Eco anxiety
Published on 02 October 2019 in Teseo News
A few days ago I prepared to go to the office to work for a while. On the way, on the Mar y Sol - Pueblo Nuevo service road, I saw a man picking up plastics and waste and putting them in a bag. I saw that near him there was a small stall selling golf balls and an old small motorcycle. I immediately thought that he was a "bolero" trying to make nicer her “fragile” shop.
I have to admit that I was touched. Not because he was a bolero or because he was in his illegal position, in full sun trying to get a few euros to survive. I have been seeing it for years and I had never stopped because I do not like illegal positions and unfair competition that make stores and businesses that pay their taxes and are governed by the rules of our system. However precarious the situation of these people may be, our rule of law has the means (or I would like to believe that it has them) to help people in these situations move forward and reintroduce them into our official employment system.
But I don't want to leave the subject I was explaining. I was moved because he was the first person I had seen in years voluntarily collecting waste (especially plastics). I know there are many other people who do it but I had not seen them and it seemed like a "heroic" gesture. I stopped to talk to him but I was still cautious. I still suspected that his “eco” impulse was due more to a commercial purpose (to improve the aesthetics of his job) than to an altruistic purpose.
-Good morning ! what´s up?
-Look, trying to sell golf balls and collecting the garbage that is on this road. I can't sit still watching so much dirt. It is the 3rd bag I have collected this morning. Want to buy golf balls?
I told him the truth; I had stopped because his gesture had moved me and I had no interest in buying golf balls. He explained to me that he had been "rocking" the roundabout of Mar y Sol with another "Bolero" for years and, according to him, while he collected garbage his competition was dirtying. It seemed to me a very simple occurrence since the tons of plastic on those roads cannot be due to the other bolero but to the thousands of drivers and travelers who pass through there every week (including me) and who voluntarily throw waste through the windows. In any case there he was with his old bike, his humble life and his "heroic" action leaving me in evidence without knowing it because I had not had until then the courage to do what he did frequently. I do not throw things out the window and try to recycle at home but it is clear that this is already insufficient.
That Sotogrande and its surroundings are wonderful is not new, but we could have the streets and green areas much cleaner ..., not only for an aesthetic issue but to reduce our "eco anxiety" (term I heard for the first time Just a few days ago). I think that this “eco anxiety” is suffered by almost everyone: we have the feeling that we are doing serious damage to nature and, consequently, to our next generations and we are doing practically nothing to solve it.

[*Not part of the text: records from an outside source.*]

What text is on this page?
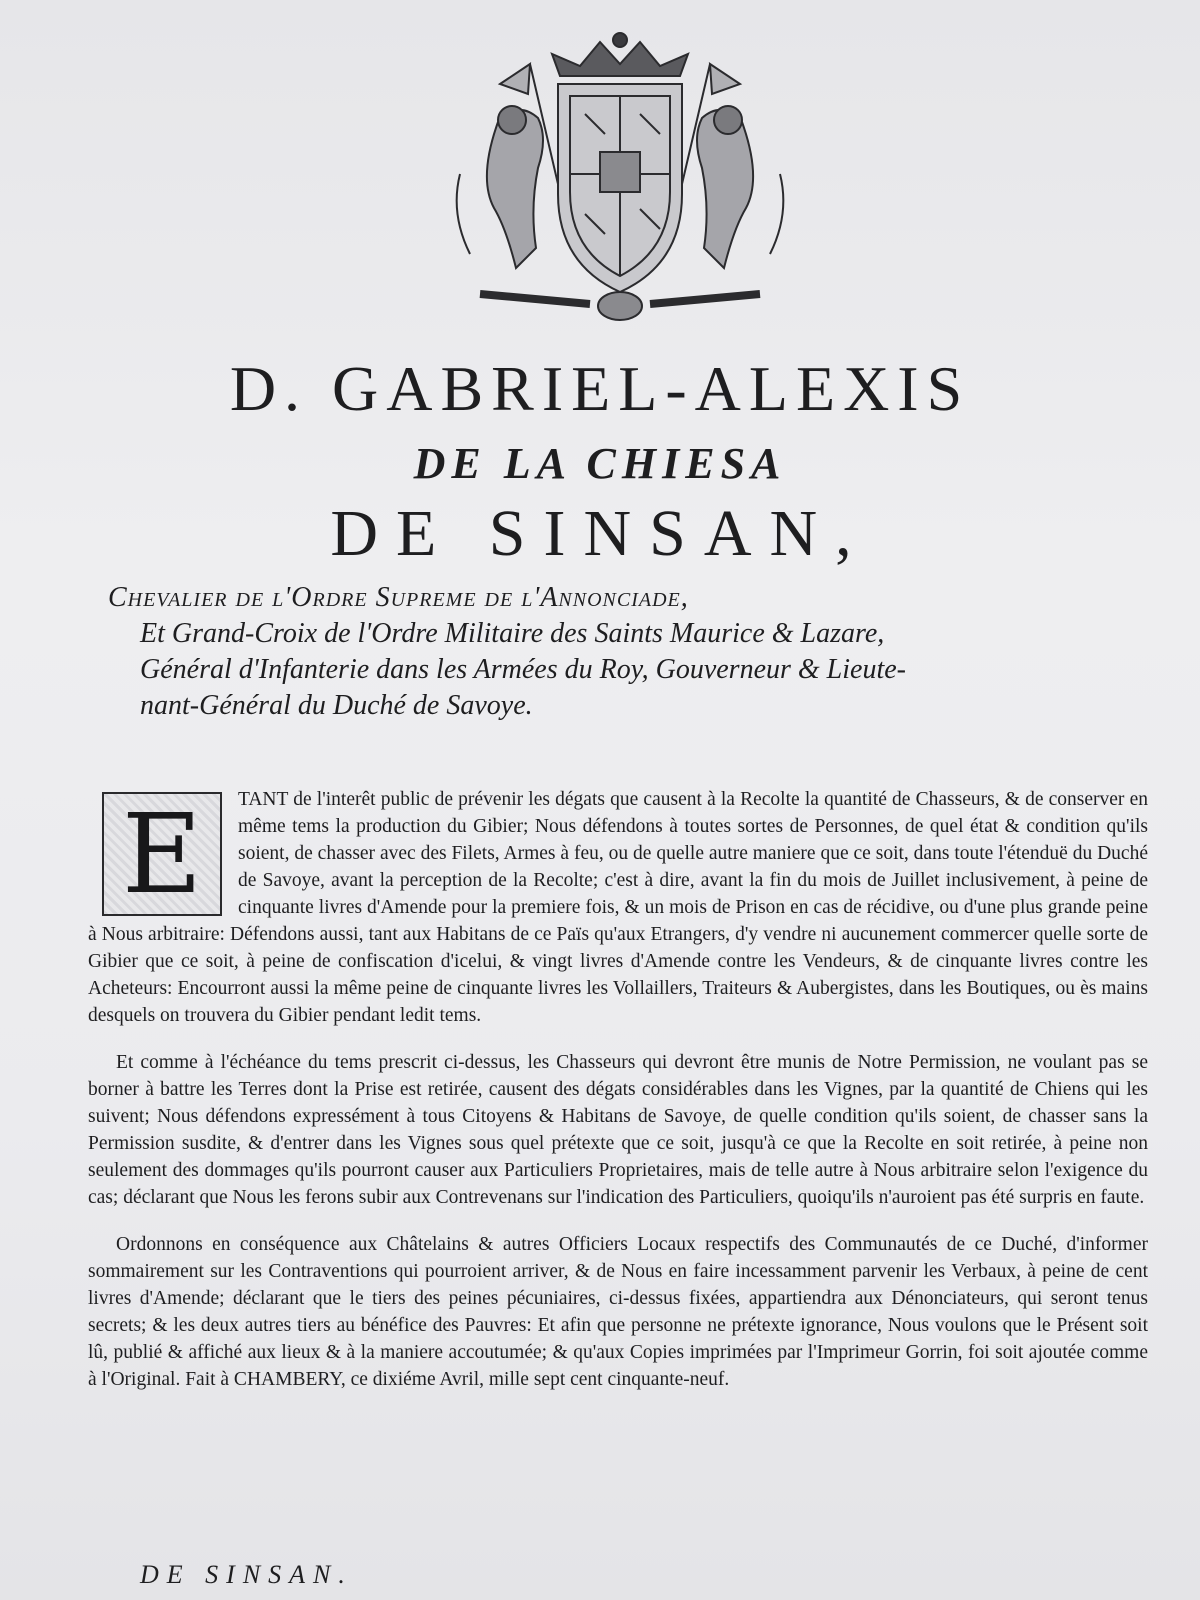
D. GABRIEL-ALEXIS
DE LA CHIESA
DE SINSAN,
Chevalier de l'Ordre Supreme de l'Annonciade,
Et Grand-Croix de l'Ordre Militaire des Saints Maurice & Lazare,
Général d'Infanterie dans les Armées du Roy, Gouverneur & Lieute-
nant-Général du Duché de Savoye.
E	TANT de l'interêt public de prévenir les dégats que causent à la Recolte la quantité de Chasseurs, & de conserver en même tems la production du Gibier; Nous défendons à toutes sortes de Personnes, de quel état & condition qu'ils soient, de chasser avec des Filets, Armes à feu, ou de quelle autre maniere que ce soit, dans toute l'étenduë du Duché de Savoye, avant la perception de la Recolte; c'est à dire, avant la fin du mois de Juillet inclusivement, à peine de cinquante livres d'Amende pour la premiere fois, & un mois de Prison en cas de récidive, ou d'une plus grande peine à Nous arbitraire: Défendons aussi, tant aux Habitans de ce Païs qu'aux Etrangers, d'y vendre ni aucunement commercer quelle sorte de Gibier que ce soit, à peine de confiscation d'icelui, & vingt livres d'Amende contre les Vendeurs, & de cinquante livres contre les Acheteurs: Encourront aussi la même peine de cinquante livres les Vollaillers, Traiteurs & Aubergistes, dans les Boutiques, ou ès mains desquels on trouvera du Gibier pendant ledit tems.

Et comme à l'échéance du tems prescrit ci-dessus, les Chasseurs qui devront être munis de Notre Permission, ne voulant pas se borner à battre les Terres dont la Prise est retirée, causent des dégats considérables dans les Vignes, par la quantité de Chiens qui les suivent; Nous défendons expressément à tous Citoyens & Habitans de Savoye, de quelle condition qu'ils soient, de chasser sans la Permission susdite, & d'entrer dans les Vignes sous quel prétexte que ce soit, jusqu'à ce que la Recolte en soit retirée, à peine non seulement des dommages qu'ils pourront causer aux Particuliers Proprietaires, mais de telle autre à Nous arbitraire selon l'exigence du cas; déclarant que Nous les ferons subir aux Contrevenans sur l'indication des Particuliers, quoiqu'ils n'auroient pas été surpris en faute.

Ordonnons en conséquence aux Châtelains & autres Officiers Locaux respectifs des Communautés de ce Duché, d'informer sommairement sur les Contraventions qui pourroient arriver, & de Nous en faire incessamment parvenir les Verbaux, à peine de cent livres d'Amende; déclarant que le tiers des peines pécuniaires, ci-dessus fixées, appartiendra aux Dénonciateurs, qui seront tenus secrets; & les deux autres tiers au bénéfice des Pauvres: Et afin que personne ne prétexte ignorance, Nous voulons que le Présent soit lû, publié & affiché aux lieux & à la maniere accoutumée; & qu'aux Copies imprimées par l'Imprimeur Gorrin, foi soit ajoutée comme à l'Original. Fait à CHAMBERY, ce dixiéme Avril, mille sept cent cinquante-neuf.

DE SINSAN.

We see it every day in the news and in the environmental reports but it is as if we were watching an unpleasant movie ... and it does not move us enough to take a bag and go out to the street to collect waste and turn for a few minutes into small "heroes".
We must mobilize ourselves to clean those areas where the Government does not pay attention to. We must not blame the Authorities to justify our passivity and I am sure that by doing this we will feel much better apart from greatly improving the aspect of our environment with the ecological and economic benefit that this would have.
With the help of the Sotogrande Newspaper, we will convene meetings for those “volunteers” who want to participate for 30 minutes or 1 hour to collect trash and document it. It will be interesting to know how much garbage there will be in our area and how beautiful everything will be when we "get rid" of it.